Q7d) Make a box plot of the logRPM with a box per sample. Color the boxes per mouse status.

# Please complete the code below to color the boxes by mouse status
boxplot(logRPM, main = "log RPM", col = )


7. Investigate Pathways

Q7a) Look for the “Notch1” gene of house mouse (Mus musculus) on https://www.ncbi.nlm.nih.gov/. You should find a hit with Entrez ID “18128”.

Q7b) Is EntrezGeneID “18128” present in logRPM? Explain the code below.

"18128" %in% rownames(logRPM)
[1] TRUE

Q7c) Go to the “Signaling by NOTCH” page listed in the “Pathways from PubChem” section of the Notch Gene NCBI page. Find the Genes section of the Signaling by Notch PubChem page. Download the data table and save it in your working directory. If you are having trouble, you can use this file we prepared earlier: pubchem_pathwayid_14079_pcget_pathway_gene.csv Don’t “open with Excel”. First download the files to your system. Excel changes the contents of files!

Signaling by Notch genes

Load the Signaling by Notch genes data.

Q7d) Import the Notch Genes table and store the Entrez IDs column as a separate vector genes.

Q7e) Check if each gene of genes is present in logRPM.

Q7f) Before we continue, make a subset of the logRPM and sample_info that only contains info on the "virgin" or "lactating" mice by excluding the "pregnant" mice data.

subdata <- logRPM[, sample_info$Status != "pregnant"]
subinfo <- sample_info[sample_info$Status != "pregnant",]

Q7g) Make a box plot of the logRPM values of Notch1, entrez ID “18128”, with a box per mouse status.

plot(as.numeric(subdata[rownames(subdata) == "18128",]) ~ as.factor(subinfo$Status), main = "Notch1", xlab = "Mouse Status", ylab = "log RPM")


The for-loop is a construct used for iteration. The code inside the for-loop is repeated once for every element of a sequence specified in the for statement. The iterating variable takes on the value of the current element each loop.


Q7h) Plot the log RPM of the first five genes in subdata. Explain the example below.

for (row in 1:5) {
  boxplot(as.numeric(subdata[row,]), main = rownames(subdata)[row], ylab = "log RPM")
}

Q7i) Make a box plot of the log RPM subdata for each Signaling by Notch gene in genes. Make a box per Mouse Status. Explain the code below.

for (gene in genes) {
  boxplot(as.numeric(subdata[rownames(subdata) == gene,])  ~ as.factor(subinfo$Status), main = gene, xlab = "Mouse Status", ylab = "log RPM")
}

Q7j) Use the following statistical test to determine if the difference in gene expression of gene “66354” is statistically significant.

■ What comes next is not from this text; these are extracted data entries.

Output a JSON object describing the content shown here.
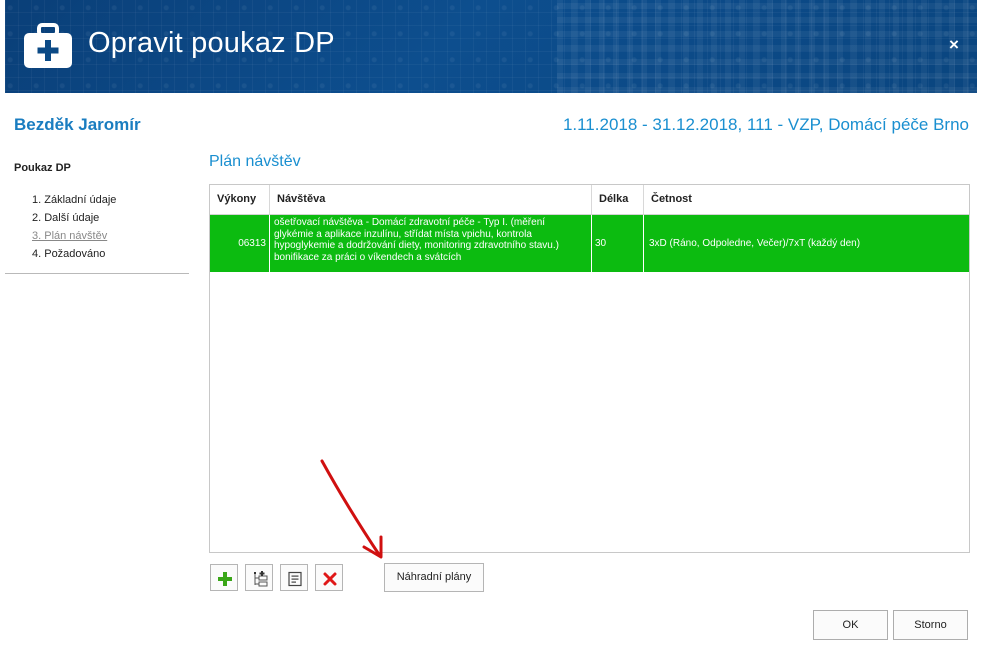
{
  "dialog": {
    "title": "Opravit poukaz DP",
    "close_label": "×"
  },
  "patient": {
    "name": "Bezděk Jaromír",
    "period": "1.11.2018 - 31.12.2018, 111 - VZP, Domácí péče Brno"
  },
  "sidebar": {
    "title": "Poukaz DP",
    "items": [
      {
        "label": "1. Základní údaje"
      },
      {
        "label": "2. Další údaje"
      },
      {
        "label": "3. Plán návštěv"
      },
      {
        "label": "4. Požadováno"
      }
    ]
  },
  "section": {
    "title": "Plán návštěv"
  },
  "grid": {
    "columns": [
      "Výkony",
      "Návštěva",
      "Délka",
      "Četnost"
    ],
    "rows": [
      {
        "code": "06313",
        "visit": "ošetřovací návštěva - Domácí zdravotní péče - Typ I. (měření glykémie a aplikace inzulínu, střídat místa vpichu, kontrola hypoglykemie a dodržování diety, monitoring zdravotního stavu.) bonifikace za práci o víkendech a svátcích",
        "length": "30",
        "frequency": "3xD (Ráno, Odpoledne, Večer)/7xT (každý den)"
      }
    ],
    "selected_row_color": "#0cbb10"
  },
  "toolbar": {
    "add_icon": "plus-icon",
    "add_tree_icon": "add-tree-icon",
    "edit_icon": "edit-note-icon",
    "delete_icon": "delete-x-icon",
    "alt_plans_label": "Náhradní plány"
  },
  "footer": {
    "ok_label": "OK",
    "cancel_label": "Storno"
  },
  "colors": {
    "title_bar": "#0b4a86",
    "accent_text": "#1a8fd0",
    "annotation_arrow": "#d01010"
  }
}
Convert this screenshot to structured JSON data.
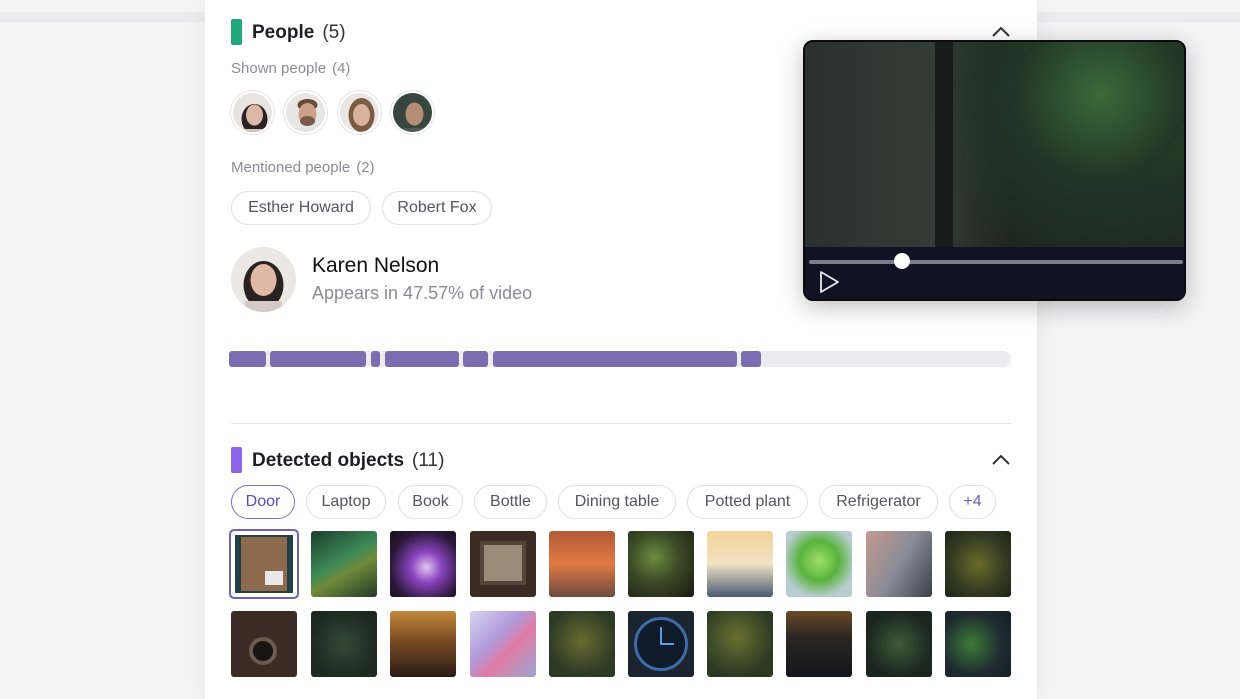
{
  "people": {
    "title": "People",
    "count": "(5)",
    "accent": "#1fa97a",
    "shown_label": "Shown people",
    "shown_count": "(4)",
    "avatars": [
      "person-1",
      "person-2",
      "person-3",
      "person-4"
    ],
    "mentioned_label": "Mentioned people",
    "mentioned_count": "(2)",
    "mentioned": [
      "Esther Howard",
      "Robert Fox"
    ],
    "selected": {
      "name": "Karen Nelson",
      "appearance": "Appears in 47.57% of video",
      "appearance_fraction": 0.4757
    }
  },
  "objects": {
    "title": "Detected objects",
    "count": "(11)",
    "accent": "#8b62e8",
    "filters": [
      "Door",
      "Laptop",
      "Book",
      "Bottle",
      "Dining table",
      "Potted plant",
      "Refrigerator",
      "+4"
    ],
    "active_filter": "Door"
  },
  "video": {
    "progress_fraction": 0.25,
    "state": "paused"
  },
  "colors": {
    "timeline": "#7a6db0",
    "selected": "#6f63b8"
  }
}
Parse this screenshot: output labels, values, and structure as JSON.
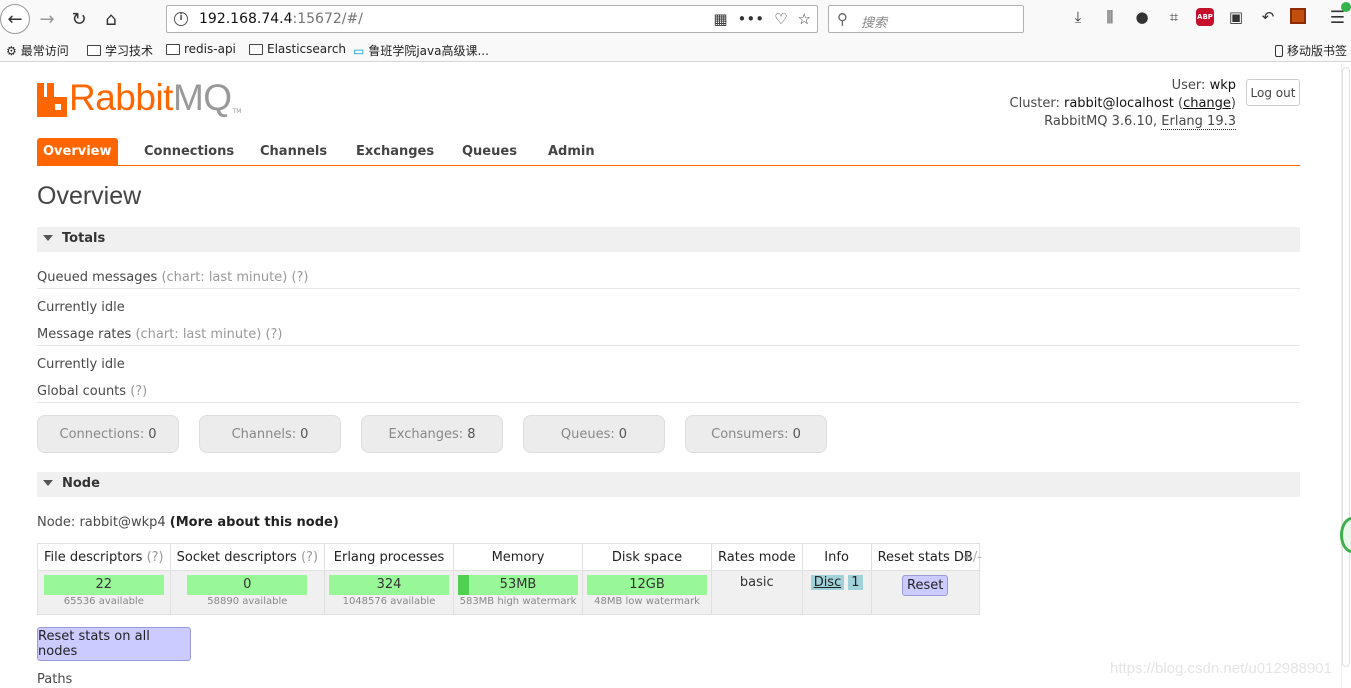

v <- subdata["66354", subinfo$Status == "virgin"]
l <- subdata["66354", subinfo$Status == "lactate"]

t.test(v,l)

    Welch Two Sample t-test

data:  v and l
t = 3.4233, df = 4.3375, p-value = 0.0235
alternative hypothesis: true difference in means is not equal to 0
95 percent confidence interval:
 0.1138589 0.9540301
sample estimates:
mean of x mean of y 
 4.229219  3.695275 

Q7k) Look at the “Signaling by Notch” gene boxplots, which one of these genes appears upregulated in lactating mice compared to virgin mice? See if you can find out if this gene and its expression is linked to lactogenesis in literature.

8. Final Remarks

Save the script. Make sure your script is complete and you’ve added comments where necessary. Close the RStudio window. Don’t save the workspace image. Afterwards open your script and run all (hit Ctrl+Shift+Enter on your keyboard). Does everything work without throwing errors? If not, adapt your code and try each step of the analysis again until your whole script runs without error. This is the ultimate proof of reproducibility, nice for yourself, future coworkers, and science.


Install the required R packages

Download install_bioinf.R and open this script in RStudio. Follow the instructions inside the script.


\(^1\) Fu NY, Rios AC, Pal B, Soetanto R et al. EGF-mediated induction of Mcl-1 at the switch to lactation is essential for alveolar cell survival. Nat Cell Biol 2015 Apr;17(4):365-75.